Uma operação internacional de rastreamento de ativos digitais voltada ao combate ao abuso infantil resultou na sinalização de mais de 7.700 contas suspeitas em plataformas de criptomoedas. A iniciativa, batizada de Operação Lighthouse, foi liderada pela empresa de análise de blockchain Chainalysis em colaboração com autoridades de segurança pública de diversos países.

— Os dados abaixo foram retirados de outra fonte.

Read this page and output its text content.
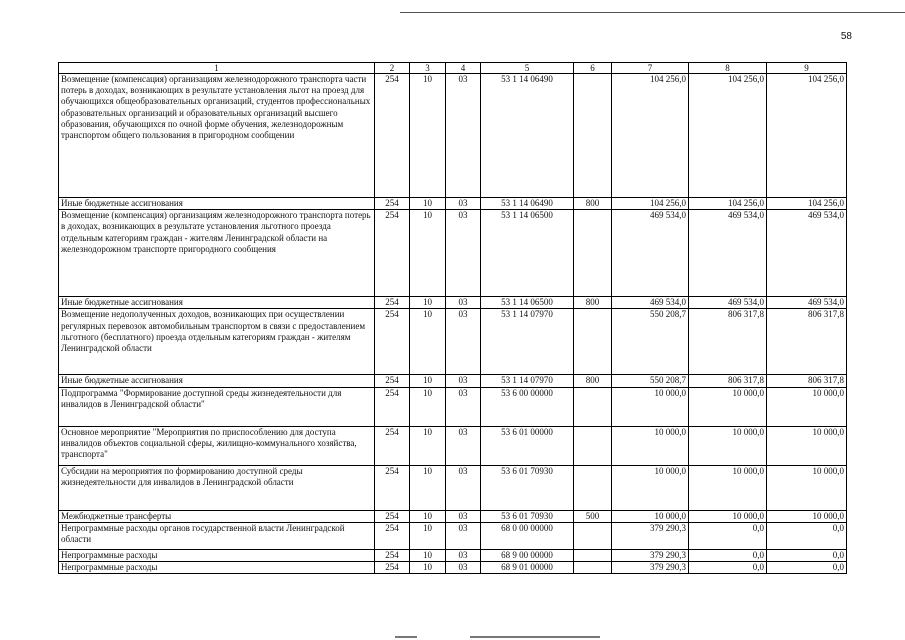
58
1	2	3	4	5	6	7	8	9
Возмещение (компенсация) организациям железнодорожного транспорта части потерь в доходах, возникающих в результате установления льгот на проезд для обучающихся общеобразовательных организаций, студентов профессиональных образовательных организаций и образовательных организаций высшего образования, обучающихся по очной форме обучения, железнодорожным транспортом общего пользования в пригородном сообщении	254	10	03	53 1 14 06490		104 256,0	104 256,0	104 256,0
Иные бюджетные ассигнования	254	10	03	53 1 14 06490	800	104 256,0	104 256,0	104 256,0
Возмещение (компенсация) организациям железнодорожного транспорта потерь в доходах, возникающих в результате установления льготного проезда отдельным категориям граждан - жителям Ленинградской области на железнодорожном транспорте пригородного сообщения	254	10	03	53 1 14 06500		469 534,0	469 534,0	469 534,0
Иные бюджетные ассигнования	254	10	03	53 1 14 06500	800	469 534,0	469 534,0	469 534,0
Возмещение недополученных доходов, возникающих при осуществлении регулярных перевозок автомобильным транспортом в связи с предоставлением льготного (бесплатного) проезда отдельным категориям граждан - жителям Ленинградской области	254	10	03	53 1 14 07970		550 208,7	806 317,8	806 317,8
Иные бюджетные ассигнования	254	10	03	53 1 14 07970	800	550 208,7	806 317,8	806 317,8
Подпрограмма "Формирование доступной среды жизнедеятельности для инвалидов в Ленинградской области"	254	10	03	53 6 00 00000		10 000,0	10 000,0	10 000,0
Основное мероприятие "Мероприятия по приспособлению для доступа инвалидов объектов социальной сферы, жилищно-коммунального хозяйства, транспорта"	254	10	03	53 6 01 00000		10 000,0	10 000,0	10 000,0
Субсидии на мероприятия по формированию доступной среды жизнедеятельности для инвалидов в Ленинградской области	254	10	03	53 6 01 70930		10 000,0	10 000,0	10 000,0
Межбюджетные трансферты	254	10	03	53 6 01 70930	500	10 000,0	10 000,0	10 000,0
Непрограммные расходы органов государственной власти Ленинградской области	254	10	03	68 0 00 00000		379 290,3	0,0	0,0
Непрограммные расходы	254	10	03	68 9 00 00000		379 290,3	0,0	0,0
Непрограммные расходы	254	10	03	68 9 01 00000		379 290,3	0,0	0,0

Segundo a Cointelegraph.com News, a operação gerou ao todo 14.300 pistas investigativas, distribuídas entre 11 exchanges e serviços de pagamento que operam com criptomoedas. Os dados foram compartilhados com agências de investigação para subsidiar processos judiciais em andamento.
A ação é mais um exemplo de como ferramentas de análise de blockchain têm se tornado aliadas indispensáveis das autoridades no rastreamento de transações ilícitas — uma das características mais relevantes das redes públicas de criptomoedas é justamente a rastreabilidade permanente de cada movimentação registrada.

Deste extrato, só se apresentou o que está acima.